Parisian performances of 1819/1824
Particularly interesting are the Parisian performances of
Agnese around 1820. At the Théâtre Italien in Paris, one of the most prestigious Italian opera theaters in the world, Paer himself oversaw his productions as theater music director. On July
24, 1819, the Parisian première took place. The evening was memorable and successful. For the occasion some of the major singers of the time were recruited: Joséphine Mainvielle-Fodor, playing Agnese, the tenor Marco Bordogni, in the role of Ernesto,
and above all the bass Felice Pellegrini, who sang the role of Uberto. At the Théâtre Italien, while Paer was its musical director,
Agnese was performed again in 1820-21 and in January 1824: even this last performance was quite an event, because
of the participation of Giuditta Pasta, who on that occasion had her debut at the Théâtre Italien in the role of Agnese. The Parisian criticism unanimously recognized the excellent dramatic balance of the plot and the excellent craftsmanship and intense
expressiveness of the music. The only reservations of the critics concerned the opportunity to stage Uberto’s fits of madness so realistically as to arouse, in their view, horror and disgust among the most sensitive in the audience. Significant, in this
sense, was what Stendhal wrote in his
Vie de Rossini:
L’
Agnese ne me paraît pas du même rang [de Griselda et Sargino]; elle doit son succès européen à la facilité qu’il y a d’imiter d’une manière effrayante les fous, que personne ne se soucie d’aller étudier avec trop de détails dans
les retraites affreuses où les place la pitié publique. L’âme ébranlée par le spectacle horrible d’un père devenu fou parce que sa fille l’a abandonné, s’ouvre facilement aux impressions de la musique. […] Ce succès ne m’empêche pas de croire que les
beaux-arts ne doivent jamais s’emparer des sujets horribles. […] rien ne rend supportable pour moi l’état affreux où se trouve le père de l’Agnese. La musique centuplant ma sensibilité, me rend cette scène horrible tout à fait insupportable.

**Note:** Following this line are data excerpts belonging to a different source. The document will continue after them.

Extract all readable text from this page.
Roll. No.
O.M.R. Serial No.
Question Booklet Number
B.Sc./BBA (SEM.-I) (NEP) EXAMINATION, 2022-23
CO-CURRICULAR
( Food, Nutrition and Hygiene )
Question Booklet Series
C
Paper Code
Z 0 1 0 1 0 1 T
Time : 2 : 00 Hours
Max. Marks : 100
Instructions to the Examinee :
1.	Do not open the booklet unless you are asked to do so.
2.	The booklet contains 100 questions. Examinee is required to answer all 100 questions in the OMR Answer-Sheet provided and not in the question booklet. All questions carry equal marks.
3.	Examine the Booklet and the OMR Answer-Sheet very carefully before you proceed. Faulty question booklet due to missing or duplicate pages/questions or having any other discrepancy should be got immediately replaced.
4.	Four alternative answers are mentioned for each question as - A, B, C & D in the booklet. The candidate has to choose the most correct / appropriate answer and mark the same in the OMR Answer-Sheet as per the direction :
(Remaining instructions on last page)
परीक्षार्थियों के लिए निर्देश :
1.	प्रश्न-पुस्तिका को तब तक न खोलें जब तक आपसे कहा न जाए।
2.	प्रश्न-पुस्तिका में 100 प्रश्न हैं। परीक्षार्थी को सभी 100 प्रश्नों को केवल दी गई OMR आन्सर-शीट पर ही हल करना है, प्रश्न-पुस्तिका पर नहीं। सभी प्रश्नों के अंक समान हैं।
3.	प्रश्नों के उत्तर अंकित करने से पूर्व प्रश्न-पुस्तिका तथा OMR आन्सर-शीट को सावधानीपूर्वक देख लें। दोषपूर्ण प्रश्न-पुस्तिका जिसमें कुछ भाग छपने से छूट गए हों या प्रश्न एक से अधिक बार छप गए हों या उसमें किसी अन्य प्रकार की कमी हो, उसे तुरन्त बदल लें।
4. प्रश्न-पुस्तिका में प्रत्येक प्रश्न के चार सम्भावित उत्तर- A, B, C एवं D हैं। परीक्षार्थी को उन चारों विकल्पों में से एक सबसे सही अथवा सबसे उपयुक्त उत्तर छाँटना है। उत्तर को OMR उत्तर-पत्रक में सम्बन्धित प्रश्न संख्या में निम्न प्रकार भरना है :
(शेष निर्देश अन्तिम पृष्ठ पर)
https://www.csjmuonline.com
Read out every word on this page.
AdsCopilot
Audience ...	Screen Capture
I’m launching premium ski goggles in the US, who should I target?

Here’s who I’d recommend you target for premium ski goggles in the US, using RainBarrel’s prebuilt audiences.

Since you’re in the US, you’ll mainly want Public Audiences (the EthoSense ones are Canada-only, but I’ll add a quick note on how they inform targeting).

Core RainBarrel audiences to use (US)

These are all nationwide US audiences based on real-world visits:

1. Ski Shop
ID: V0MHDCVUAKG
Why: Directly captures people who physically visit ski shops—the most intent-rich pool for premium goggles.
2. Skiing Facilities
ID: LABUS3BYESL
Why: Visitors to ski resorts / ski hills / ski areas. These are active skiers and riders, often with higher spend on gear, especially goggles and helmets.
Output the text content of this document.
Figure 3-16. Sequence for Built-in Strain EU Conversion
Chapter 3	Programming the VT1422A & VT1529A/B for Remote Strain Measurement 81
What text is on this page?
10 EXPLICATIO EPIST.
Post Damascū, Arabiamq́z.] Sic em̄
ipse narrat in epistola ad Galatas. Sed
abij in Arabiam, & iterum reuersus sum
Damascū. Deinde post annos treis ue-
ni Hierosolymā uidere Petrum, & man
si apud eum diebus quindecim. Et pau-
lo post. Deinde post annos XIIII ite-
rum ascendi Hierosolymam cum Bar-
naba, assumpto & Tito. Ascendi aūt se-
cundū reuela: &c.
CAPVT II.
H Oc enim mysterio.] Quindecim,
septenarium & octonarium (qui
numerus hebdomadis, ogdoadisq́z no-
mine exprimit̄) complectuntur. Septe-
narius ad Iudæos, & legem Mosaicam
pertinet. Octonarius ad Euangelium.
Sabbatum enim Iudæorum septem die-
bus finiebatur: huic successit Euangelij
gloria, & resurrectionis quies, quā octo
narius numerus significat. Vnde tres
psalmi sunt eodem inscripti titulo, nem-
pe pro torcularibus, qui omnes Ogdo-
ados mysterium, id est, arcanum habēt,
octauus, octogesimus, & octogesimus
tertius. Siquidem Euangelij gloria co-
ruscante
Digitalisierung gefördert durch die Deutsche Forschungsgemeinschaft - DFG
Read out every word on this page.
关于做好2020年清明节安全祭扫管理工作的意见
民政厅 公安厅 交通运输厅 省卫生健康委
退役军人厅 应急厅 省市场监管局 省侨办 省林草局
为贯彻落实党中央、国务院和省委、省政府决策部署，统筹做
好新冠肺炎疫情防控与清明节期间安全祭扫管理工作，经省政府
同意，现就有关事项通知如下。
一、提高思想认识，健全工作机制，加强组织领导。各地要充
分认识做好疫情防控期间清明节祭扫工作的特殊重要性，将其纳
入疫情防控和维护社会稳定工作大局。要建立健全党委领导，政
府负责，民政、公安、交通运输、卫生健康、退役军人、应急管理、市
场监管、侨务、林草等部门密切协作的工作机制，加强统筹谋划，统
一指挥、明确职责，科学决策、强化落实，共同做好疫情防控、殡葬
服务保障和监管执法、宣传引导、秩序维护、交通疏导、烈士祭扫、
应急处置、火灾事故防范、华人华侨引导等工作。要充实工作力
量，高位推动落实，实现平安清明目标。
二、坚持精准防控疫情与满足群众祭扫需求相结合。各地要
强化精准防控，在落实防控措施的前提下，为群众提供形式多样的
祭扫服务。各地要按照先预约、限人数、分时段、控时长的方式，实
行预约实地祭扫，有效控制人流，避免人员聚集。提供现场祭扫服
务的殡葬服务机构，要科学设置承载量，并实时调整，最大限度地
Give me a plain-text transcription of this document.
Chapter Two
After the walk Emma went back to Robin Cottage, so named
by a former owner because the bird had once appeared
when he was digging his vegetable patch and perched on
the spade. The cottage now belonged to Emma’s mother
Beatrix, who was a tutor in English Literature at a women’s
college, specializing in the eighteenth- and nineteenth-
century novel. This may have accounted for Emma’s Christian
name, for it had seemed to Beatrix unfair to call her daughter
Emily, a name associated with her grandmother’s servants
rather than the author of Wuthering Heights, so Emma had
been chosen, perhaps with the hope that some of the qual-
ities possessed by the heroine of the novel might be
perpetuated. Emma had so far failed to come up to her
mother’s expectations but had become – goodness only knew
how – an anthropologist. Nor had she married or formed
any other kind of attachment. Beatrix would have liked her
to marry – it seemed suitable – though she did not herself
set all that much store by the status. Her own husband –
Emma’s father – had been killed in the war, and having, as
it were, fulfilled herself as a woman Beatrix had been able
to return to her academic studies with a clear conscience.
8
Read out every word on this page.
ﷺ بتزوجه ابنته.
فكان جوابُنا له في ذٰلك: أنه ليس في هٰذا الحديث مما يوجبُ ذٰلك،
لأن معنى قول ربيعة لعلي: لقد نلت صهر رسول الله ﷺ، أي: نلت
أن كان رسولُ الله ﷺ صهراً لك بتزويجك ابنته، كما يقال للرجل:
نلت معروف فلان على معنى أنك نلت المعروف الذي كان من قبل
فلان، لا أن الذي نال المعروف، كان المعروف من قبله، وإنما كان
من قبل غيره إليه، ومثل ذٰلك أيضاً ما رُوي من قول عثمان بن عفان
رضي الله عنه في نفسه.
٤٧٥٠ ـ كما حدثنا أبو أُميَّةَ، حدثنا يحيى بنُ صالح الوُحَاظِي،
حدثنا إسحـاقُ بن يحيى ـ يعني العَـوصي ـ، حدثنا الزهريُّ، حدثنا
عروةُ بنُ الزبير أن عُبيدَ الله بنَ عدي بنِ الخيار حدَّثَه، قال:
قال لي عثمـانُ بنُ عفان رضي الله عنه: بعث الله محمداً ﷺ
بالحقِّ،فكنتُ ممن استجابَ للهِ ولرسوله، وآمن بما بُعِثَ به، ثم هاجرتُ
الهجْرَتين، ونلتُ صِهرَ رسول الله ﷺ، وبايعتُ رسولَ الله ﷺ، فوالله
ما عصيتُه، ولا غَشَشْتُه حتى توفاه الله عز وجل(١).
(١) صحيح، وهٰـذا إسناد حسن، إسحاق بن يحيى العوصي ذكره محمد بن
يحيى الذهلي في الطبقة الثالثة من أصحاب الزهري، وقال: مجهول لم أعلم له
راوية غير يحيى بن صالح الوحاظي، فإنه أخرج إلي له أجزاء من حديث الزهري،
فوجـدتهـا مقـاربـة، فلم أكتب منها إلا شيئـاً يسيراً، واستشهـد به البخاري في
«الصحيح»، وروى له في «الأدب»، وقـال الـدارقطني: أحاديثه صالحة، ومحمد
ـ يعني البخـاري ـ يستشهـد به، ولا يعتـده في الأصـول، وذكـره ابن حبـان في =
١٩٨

L’Agnese fait pour moi souvenir désagréable, et d’autant plus désagréable que le sujet est plus vrai. C’est comme la mort: on fera toujours peur aux hommes en leur parlant de la mort; mais leur en parler sera toujours une sottise ou un calcul
de prêtre. Puisque la mort est inévitable, oublions-la.
In sum,
Agnese was such a great success in those years as to exert a lasting influence on the next generation of opera composers and, more generally by attracting the attention of the most influential critics and musicians of the time, among most
illustrious Castil-Blaze, Fétis and Berlioz.
Parisian revisions
For the performances at the Théâtre Italien of the early 20’s, Paer reworked the opera by introducing a few new pieces in Act II, aiming at improving its dramatic effectiveness. This new music, hitherto unknown, has now re-emerged thanks to research conducted
by the present writer. Composed while Rossini was harvesting his greatest successes, it is extremely interesting as
Agnese shows the stylistic renewal of Paer under the influence of Rossini’s masterpieces. In particular, the new aria «Da te solo,
o Ciel clemente» written for Joséphine Mainvielle-Fodor (1819) and the new duet «L’amato padre mio» composed for Giuditta Pasta (1824), not only are of highest quality but also possess the shape, the orchestral brilliance and most of all the dramatic
grip to be found in the homologous pieces by Rossini.